Many voiced concerns about the service cuts and took issue with the notion that all budget-cutting options have been explored.
Among those options that were suggested was the cutting of administrative staff, canceling construction of a transit facility in Four Corners and spreading out cuts throughout the week.
“Jefferson Transit has made another empty promise, namely that service is their top priority,” said rider Scarlett Sankey.
“You have announced plans to terminate Sunday bus and Dial-a-Ride services,” she continued.
“If service is Jefferson Transit's top priority, the cuts should come from elsewhere.”
Transit reports that revenue from a sales tax hike of 0.3 percent, which voters passed in 2011 — and which was intended to preserve bus services — is down about $175,000, or 5 percent below projections.
This shortfall is exacerbated by an increase in fuel costs and a need to maintain the system's reserve funds, according to a Transit budget presentation.
“The income from sales tax has been less than anticipated, and even with reductions, Jefferson Transit is unable to sustain this level,” said Tammi Rubert, Transit general manager.
“We cannot afford the rising costs in health care and insurance, which increased at least 9 percent each year, and cutting Sunday service is the only option,” Rubert said.
No action was taken at Tuesday's meeting.
Consideration of approval of the 2013 budget — including proposed cuts — is expected at the next Transit board meeting at 1 p.m. Dec. 18, which also will be at the Port Townsend Fire Station, 1301 Lawrence St.
More comments will be taken at that meeting.
Transit officials have said that the public bus service cannot sustain Sunday service, which is used by about 250 riders each week.
“Unless we look beyond the elimination of Sunday service, we'll find ourselves in the same fix we are in today come a year from now,” Todd Wexman told the board.
“Without cuts across the board — that is, the elimination of positions in operations and administration as well as cutbacks in capital expenditures — we'll not survive for long.”
Several of those who commented said they rely on Sunday buses to attend church.
“I know you have Transit's best interests at heart, but if you discontinue Sunday service, it will have a major impact on my life,” Darrell Conder said.
“Before you make this decision, I'd like you to make sure that cutting service is the only option and there are no other things to be cut.
“There are real people who will be hurt, and we'll be forced to walk or to go nowhere on Sunday.”

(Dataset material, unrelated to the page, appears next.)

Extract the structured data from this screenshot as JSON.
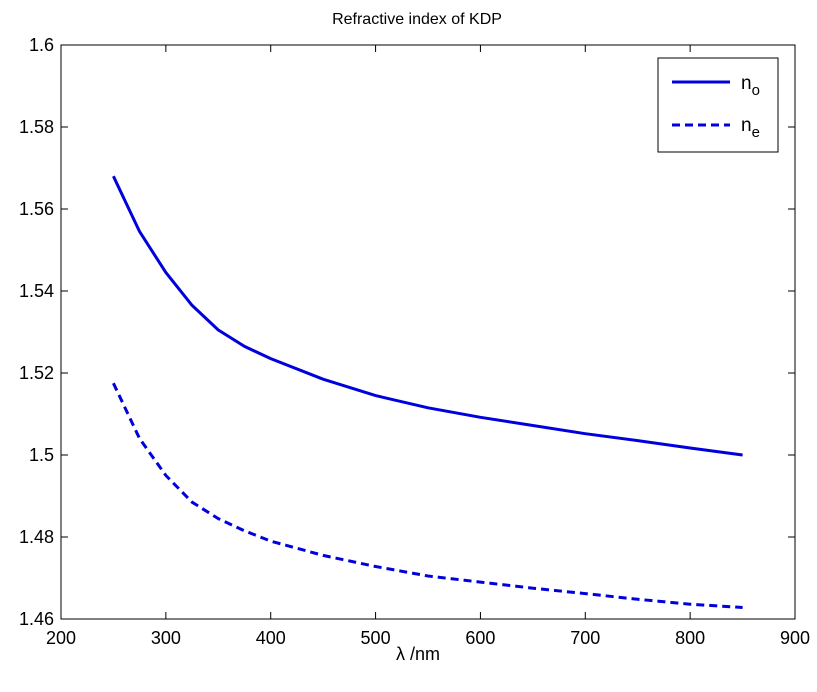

Rubert said the agency is working with area churches and plans to donate use of a bus so people can get to church Sundays.
Rider Lyle Courtsal said: “If you want to serve the people, you need to actually increase bus service, not cut it.
“We have an aging population, and as people get older, the more services they need.”
Courtsal also spoke out against the construction of the new service facility on land purchased using a Federal Transit Administration grant.
“It doesn't make sense to build a new facility to hold the buses that you aren't using on the routes you have discontinued,” he said.
Rubert said the facility was necessary because there are “major issues” with the current building, and it is inadequate to service the current fleet.
She also said if the facility is not built, the agency will have to return the $700,000 it has spent on the project so far.